Workforce Well-Being in the World of Cyber
Five Essential Elements For Cyber Workforce Wellness
In the previous article, I mentioned the real and pervasive epidemic our nation is experiencing with burnout in multiple industries, to include healthcare and cyber. We looked at the common reasons for the burnout and found that they were remarkably similar.
Some of the most common reasons found were: too many hours on the job, feeling like a cog in the wheel, high adversity making mistakes costly, and every task being considered mission critical. Cyber professionals feel that they can never have a day off, yet they can’t directly see or visualize the value of what they do.
In a typical organization and especially in government agencies, the resources, tools, technologies, and funding allocated to cyber professionals are minimal at best. They are often asked to do a lot with very little and expected to resolve an organization’s cyber issues as a standalone entity, even though they are often embedded deep in the IT realm of the organization. In many cases, CISOs are not given direct funding or even asked for the type of budget they may need to enhance the state of security for their organization.
Additionally, the IT operations staff are also perpetually in a state of burnout, as they must meet the expectations of their CIO for operations, but also try and meet the security requirements put forth by the cyber department. Eventually, the state of burnout is perpetuated across the organization, with no sign of light at the end of the tunnel (or should we say marathon).
See Related: 5 Most Stressful Aspects Of Cyber Security
Defining Workforce and Employee Wellness
We must value wellness of the whole human being in any organization, profession, or industry. Too often, organizations and their leaders expect a person to function 100% on the job regardless of anything else that may be going on with the person, either at home or in other areas of their life. We must understand that our emotional, mental, and physical state are all connected, which necessitates implementing health and wellness programs and resources open and accessible to all employees.
Often, the word wellness is regarded as a term for those that are unwell, as if to seek wellness is to be frowned upon. That is far from the truth. Let us take a look at what wellness is and how we can look at it from a holistic and humanistic viewpoint.
Five Essential Elements of Workforce Well-being
Let’s think of the five essential elements of an employee’s workforce well-being as looking like the wheel of a cycle (pictured here). The wheel has different components to it, such as: Physical, Community, Financial, Social, and Career. Of course, there can be other components when it comes to personal and overall life wellness as well, but let’s keep it simple and stick with these five for now.
Figure 1: Life Bike – Workforce Wellbeing components (Courtesy: NIH Employee Wellness Council)
Using this definition as our model, let’s dig deeper into each aspect and see how they relate to a CISO and other cyber professionals.
Start with the Financial aspect from the role and perspective of the cyber professionals. One must consider the budget for their own security team/department (which often is not directly funded), the security budget needed for the organization as a whole to maintain an acceptable security posture, and even the overall IT budget (since that has a significant effect on security if the IT operations staff are not provided an adequate budget). Then, there are also personal financial aspects to any employee that factor into their wellness that we must acknowledge.

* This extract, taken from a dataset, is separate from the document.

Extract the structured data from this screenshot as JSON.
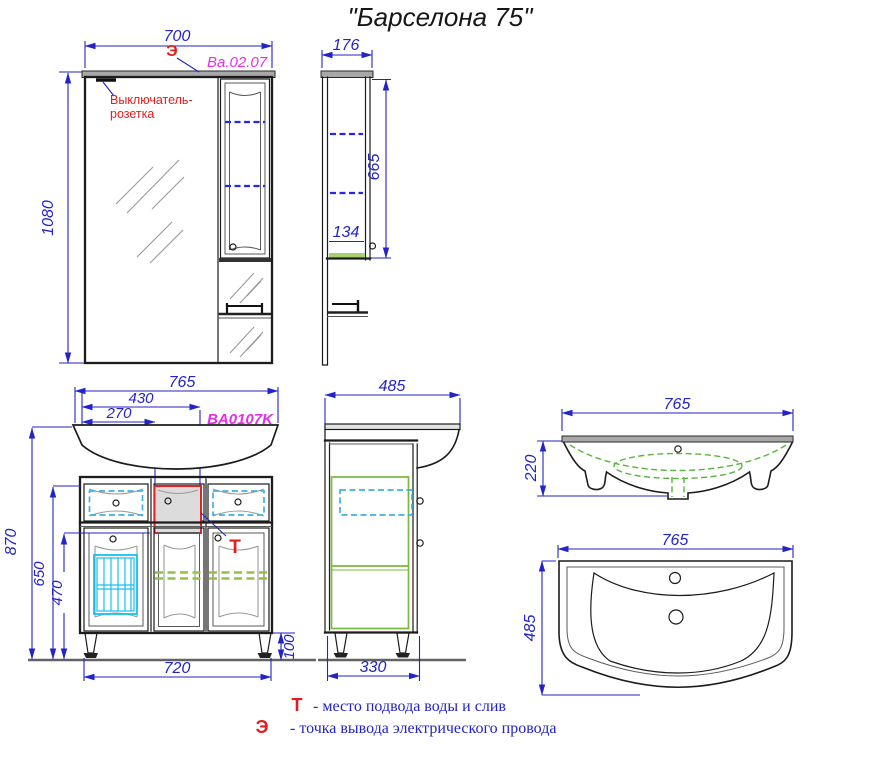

Now, let’s look at the Community aspect. To be an effective leader as a CISO, one must foster an environment of cyber security across an organization and ensure cyber is embedded into everyone’s roles and responsibilities. To do this, cyber professionals must move away from being the compliance-driven “No” team to a more community-oriented approach. CISOs must join forces and work hand-in-hand with the leaders of the organization to drive the value of cyber security and the risk of not having adequate security measures. They must speak the language of the stakeholders to get the message across and really engage and involve the whole community. We must stop working in silos and include all staff, supervisors, and leaders. There is also a personal community aspect to every person. As humans, we function at our best when we’re part of a larger community where we can feel supported and included. If that community aspect is missing or in flux, that can cause your Life Bike to collapse.
All of the aspects of the Life Bike work together and must be functioning at acceptable levels for an employee to feel fulfilled, joyful, and well overall in the workplace. Let’s see what happens when one or more aspects of the Life Bike collapse, as in the figure below.
Figure 2: Life Bike with one or more components affected (Courtesy: NIH Employee Wellness Council)
Since all pieces of the puzzle fit together and all are connected within one person, the Life Bike cannot perform at its best without all the parts of the wheel functioning at least at a minimal acceptable level. Organizations and their leaders must understand this basic holistic concept of employee wellness as an essential requirement that drives the mission and the people.
The Call to Empower Our People
From a cyber viewpoint, there is a reason why the motto of “People, Process, Technology” puts people first. When we empower our people, they will become our strongest and most precious assets, instead of how most cyber practices look at them now —as our weakest links.